On April 20, 1994, three years after the denial of Loving’s appeal, Stull filed the 1994 complaint in this court. The 1994 complaint asserts that Loving “was arbitrarily and capriciously denied accrued benefits under the Plan and VERP [the Voluntary Early Retirement Program] by not having his accrued benefit calculated by reference to credited service under the terms of the Plan to be 23.833 years.” Count I claims that Loving “is entitled to benefits from the Plan and VERP and makes a claim for benefits under ERISA Sec. 502(a)(1)(B), 29 U.S.C. Section 1132(a)(1)(B), as to both plans, which benefits were arbitrarily and capriciously denied to plaintiff.” Section 502(a)(1)(B) states that a participant or beneficiary in a plan may bring a civil action “to recover benefits due to him under the terms of the plan, to enforce his rights under the terms of the plan, or to clarify his rights to future benefits under the terms of the plan.” 29 U.S.C. § 1132(a)(1)(B).

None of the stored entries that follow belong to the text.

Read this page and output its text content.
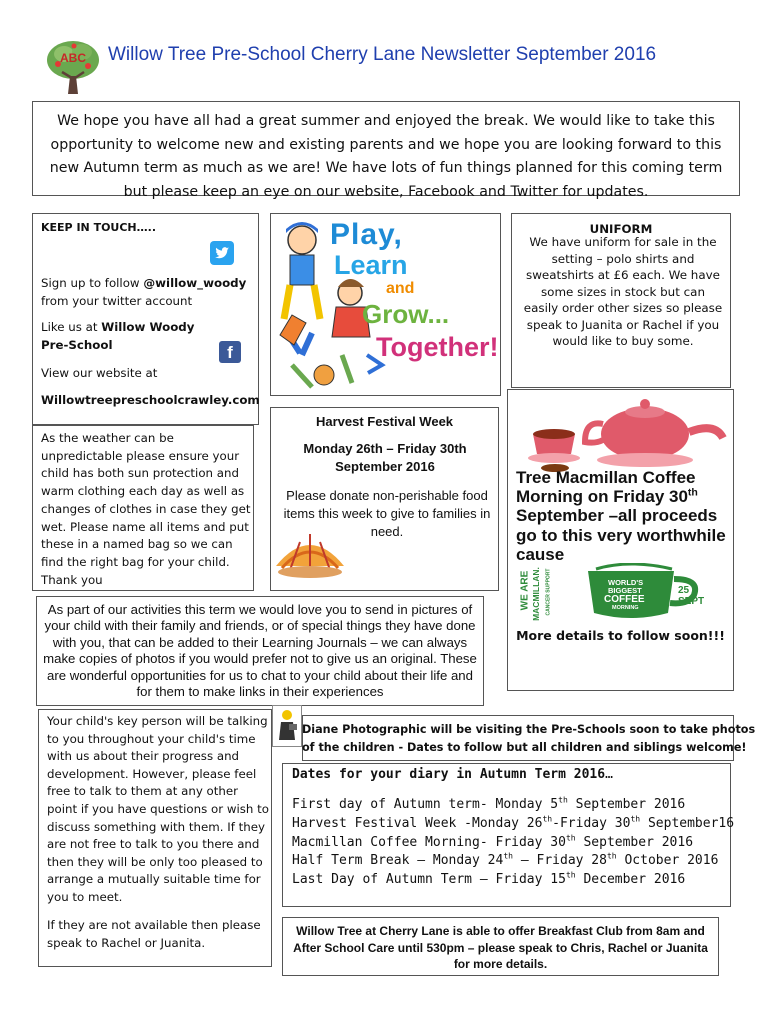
ABC Willow Tree Pre-School Cherry Lane Newsletter September 2016
We hope you have all had a great summer and enjoyed the break. We would like to take this opportunity to welcome new and existing parents and we hope you are looking forward to this new Autumn term as much as we are! We have lots of fun things planned for this coming term but please keep an eye on our website, Facebook and Twitter for updates.
KEEP IN TOUCH…..
Sign up to follow @willow_woody
from your twitter account
Like us at Willow Woody Pre-School	f
View our website at
Willowtreepreschoolcrawley.com
Play,
Learn
and
Grow...
Together!
UNIFORM
We have uniform for sale in the setting – polo shirts and sweatshirts at £6 each. We have some sizes in stock but can easily order other sizes so please speak to Juanita or Rachel if you would like to buy some.
As the weather can be unpredictable please ensure your child has both sun protection and warm clothing each day as well as changes of clothes in case they get wet. Please name all items and put these in a named bag so we can find the right bag for your child. Thank you
Harvest Festival Week
Monday 26th – Friday 30th September 2016
Please donate non-perishable food items this week to give to families in need.
Tree Macmillan Coffee
Morning on Friday 30th
September –all proceeds go to this very worthwhile cause
WE ARE MACMILLAN. CANCER SUPPORT	WORLD'S
BIGGEST
COFFEE
MORNING
25 SEPT
More details to follow soon!!!
As part of our activities this term we would love you to send in pictures of your child with their family and friends, or of special things they have done with you, that can be added to their Learning Journals – we can always make copies of photos if you would prefer not to give us an original. These are wonderful opportunities for us to chat to your child about their life and for them to make links in their experiences
Your child's key person will be talking to you throughout your child's time with us about their progress and development. However, please feel free to talk to them at any other point if you have questions or wish to discuss something with them. If they are not free to talk to you there and then they will be only too pleased to arrange a mutually suitable time for you to meet.
If they are not available then please speak to Rachel or Juanita.
Diane Photographic will be visiting the Pre-Schools soon to take photos
of the children - Dates to follow but all children and siblings welcome!
Dates for your diary in Autumn Term 2016…
First day of Autumn term- Monday 5th September 2016
Harvest Festival Week -Monday 26th-Friday 30th September16
Macmillan Coffee Morning- Friday 30th September 2016
Half Term Break – Monday 24th – Friday 28th October 2016
Last Day of Autumn Term – Friday 15th December 2016
Willow Tree at Cherry Lane is able to offer Breakfast Club from 8am and After School Care until 530pm – please speak to Chris, Rachel or Juanita for more details.
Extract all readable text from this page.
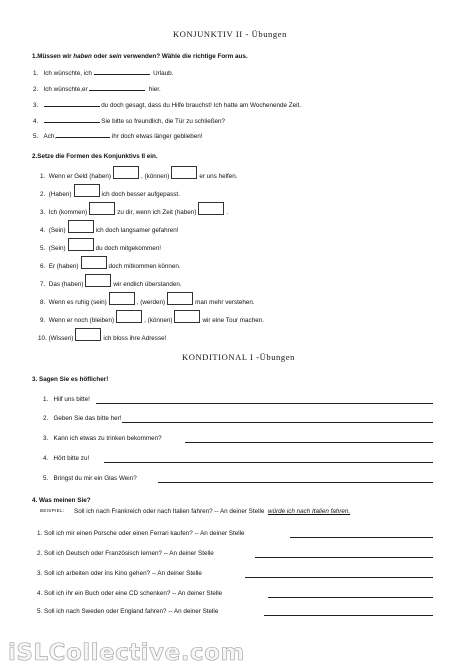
KONJUNKTIV II - Übungen
1.Müssen wir haben oder sein verwenden? Wähle die richtige Form aus.
1. Ich wünschte, ich	Urlaub.
2. Ich wünschte,er	hier.
3.	du doch gesagt, dass du Hilfe brauchst! Ich hatte am Wochenende Zeit.
4.	Sie bitte so freundlich, die Tür zu schließen?
5. Ach,	ihr doch etwas länger geblieben!
2.Setze die Formen des Konjunktivs II ein.
1. Wenn er Geld (haben)	, (können)	er uns helfen.
2. (Haben)	ich doch besser aufgepasst.
3. Ich (kommen)	zu dir, wenn ich Zeit (haben)	.
4. (Sein)	ich doch langsamer gefahren!
5. (Sein)	du doch mitgekommen!
6. Er (haben)	doch mitkommen können.
7. Das (haben)	wir endlich überstanden.
8. Wenn es ruhig (sein)	, (werden)	man mehr verstehen.
9. Wenn er noch (bleiben)	, (können)	wir eine Tour machen.
10. (Wissen)	ich bloss ihre Adresse!
KONDITIONAL I -Übungen
3. Sagen Sie es höflicher!
1. Hilf uns bitte!
2. Geben Sie das bitte her!
3. Kann ich etwas zu trinken bekommen?
4. Hört bitte zu!
5. Bringst du mir ein Glas Wein?
4. Was meinen Sie?
BEISPIEL: Soll ich nach Frankreich oder nach Italien fahren? -- An deiner Stelle würde ich nach Italien fahren.
1. Soll ich mir einen Porsche oder einen Ferrari kaufen? -- An deiner Stelle
2. Soll ich Deutsch oder Französisch lernen? -- An deiner Stelle
3. Soll ich arbeiten oder ins Kino gehen? -- An deiner Stelle
4. Soll ich ihr ein Buch oder eine CD schenken? -- An deiner Stelle
5. Soll ich nach Sweden oder England fahren? -- An deiner Stelle
iSLCollective.com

The 1994 complaint also asserts that “[d]uring October, 1987, plaintiff sought information on VERP in order to determine whether he would qualify for benefits under the terms of VERP, in that he had a service and age'total of over 65,” and that “[djuring October, 1987, plaintiff was denied information on VERP by being advised by [Pirelli] that he would not qualify.” Thus, Count II claims that “[a]s a result of [Pirelli’s] failure to disclose and provide information to plaintiff on VERP, plaintiff was improperly denied access to information on VERP, in violation of ERISA Section 502(c).” Section 502(c) provides that any plan administrator

who fails or refuses to comply with a request for any information which such administrator is required by this subchapter to furnish to a participant or beneficiary (unless such failure or refusal results from matters reasonably beyond the control of the administrator) by mailing the material requested to the last known address of the requesting participant or beneficiary within 30 days after such request may in the court’s discretion be personally liable to such participant or beneficiary in the amount of up to $100 a day from the date of such failure or refusal, and the court may in its discretion order such other relief as it deems proper.

29 U.S.C. § 1132(c).

The 1994 defendants filed a motion for summary judgment on the ground that the claims were barred by the applicable statute of limitations. On March 28, 1995, the court *484 heard oral argument on the question of whether the claims were time-barred.

Stull argued that Delaware’s three-year statute of limitations governing contracts applied to the case. See Del.Code AnN. tit. 10, § 8106.